The Philosophy and Psychology of Fashion (Part 2)

When looking at one’s self from the mirror, the perspective that one is given is that of someone looking from the outside. However, unlike when looking at another person, the reaction that one might have is the thought “that is me?” Notice the inflection that denotes a question as represented by particular punctuation. The ‘?’ signifies more than just a mere question.

A signifier is a sign’s physical form (think of a word printed on paper)  and is distinct from its meaning, or the signified. For example, the word “duck” printed on paper is a sign that causes us to think of our own mental representation, or concept, of what a duck is. Of course, the signified doesn’t have to necessarily correspond to things in the world. (I dare you to not think of a pink elephant!)

The image we see when we look at ourselves in the mirror, i.e., from the outside, is a kind of signifier. Reflecting on what it feels like to look at one’s self in the mirror and ask “that is me?” makes it apparent that what we see in the mirror signifies something that seems to differ from the way we feel inside. It can be a kind of idealization of who we are–an ideal self. (Note that “ideal” does not necessarily mean morally perfect, or desirable. It is more accurate to say that it acts more as a model to organize one’s self around, whether for good or bad.)

It was previously explained that through language, or a set of signifiers, children progress from the instinctually driven phase of the semiotic to the goal-directed and intentional phase of the symbolic, which Lacan called the mirror stage, as it is the achievement of symbolic thought, of mental representation, that ushers in the awareness of one’s self.

Thus, the image we see looking back at us does not match what we feel from the inside. We feel a kind of incongruence–an incongruence between the signifier and the signified, the object and its concept, the real and the ideal. Where does this felt sense come from?

To answer that question, we need to think about what motivates us. An intuitive notion of motivation is that we act for reasons. After all, it seems like our actions are goal-directed as opposed to being random or driven by instinct. For the longest time, philosophers have debated about the kinds of reasons that have the force to drive action. Some believe that this force comes from inner desires. David Hume famously expressed that reason is the “slave of the passions”, meaning that reason does not sit in the driver’s seat of action. Rather, it serves as a guide.

Those who thought that reason was, or ought to be, in the drivers seat of rational decision making asserted that reasons must be external. Therefore, being rational requires doing certain things, regardless of whether or not we want to do them. However, folks who advocated this view failed to explain how these kinds of reasons can have any kind of influence on action whatsoever if being motivated to do something isn’t a requirement for doing it. What’s worse, how on Earth could moral realism–the belief that at least somethings are morally required, morally permissible, or morally impermissible all the time, everywhere, and for everyone–be feasible?

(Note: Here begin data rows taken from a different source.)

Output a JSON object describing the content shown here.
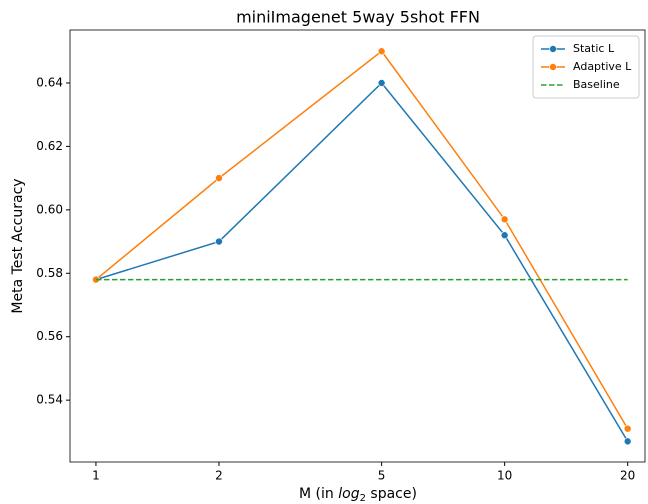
{
  "chart_data": {
    "type": "line",
    "title": "miniImagenet 5way 5shot FFN",
    "xlabel": [
      "M (in ",
      "log",
      "2",
      " space)"
    ],
    "ylabel": "Meta Test Accuracy",
    "x": [
      1,
      2,
      5,
      10,
      20
    ],
    "xscale": "log2",
    "xlim": [
      0.864,
      22.05
    ],
    "xticks": [
      1,
      2,
      5,
      10,
      20
    ],
    "ylim": [
      0.5205,
      0.6567
    ],
    "yticks": [
      {
        "value": 0.54,
        "label": "0.54"
      },
      {
        "value": 0.56,
        "label": "0.56"
      },
      {
        "value": 0.58,
        "label": "0.58"
      },
      {
        "value": 0.6,
        "label": "0.60"
      },
      {
        "value": 0.62,
        "label": "0.62"
      },
      {
        "value": 0.64,
        "label": "0.64"
      }
    ],
    "legend": "upper right",
    "series": [
      {
        "name": "Static L",
        "color": "#1f77b4",
        "linestyle": "solid",
        "marker": true,
        "values": [
          0.578,
          0.59,
          0.64,
          0.592,
          0.527
        ]
      },
      {
        "name": "Adaptive L",
        "color": "#ff7f0e",
        "linestyle": "solid",
        "marker": true,
        "values": [
          0.578,
          0.61,
          0.65,
          0.597,
          0.531
        ]
      },
      {
        "name": "Baseline",
        "color": "#2ca02c",
        "linestyle": "dashed",
        "marker": false,
        "values": [
          0.578,
          0.578,
          0.578,
          0.578,
          0.578
        ]
      }
    ]
  }
}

Immanuel Kant addressed this issue by arguing that being sensitive and responsive to moral reasons is built into the structure of the mind. In other words, part of what it means to be a person is to be able to recognize, be motivated by, and act on moral reasons. Lacan’s position was that the formation of the psyche, or mind, begins before the child is even born, and through the constant signification of norms and values, the self emerges.

Like Kant, Simon Critchleyargued that moral values are critical to the kinds of things we are, and the morality we structure ourselves around produces a sense of a coherent self. Thus, to be human is to be value driven. For Critchley, the kind of thing that we are is a moral subject that is both generating morality from within and is at the same time being created by it in a kind of feedback loop. Why? Because if a moral demand is to be placed on a subject, that subject must already exist in order to recognize and approve of the demand, and those demands must come form other subjects who are also created by and create said values simultaneously. Stated differently, we are constituted by the values we create via our actions which include our words, gestures and expressions–one of those expressions being the way we dress.

Therefore, fashion is a way of embodying our values. It is important for the realization of our sense of self in the pursuit of our ideal selves. Given the conclusion, it would also stand to reason that a part of caring for one’s self is caring for one’s own presentation.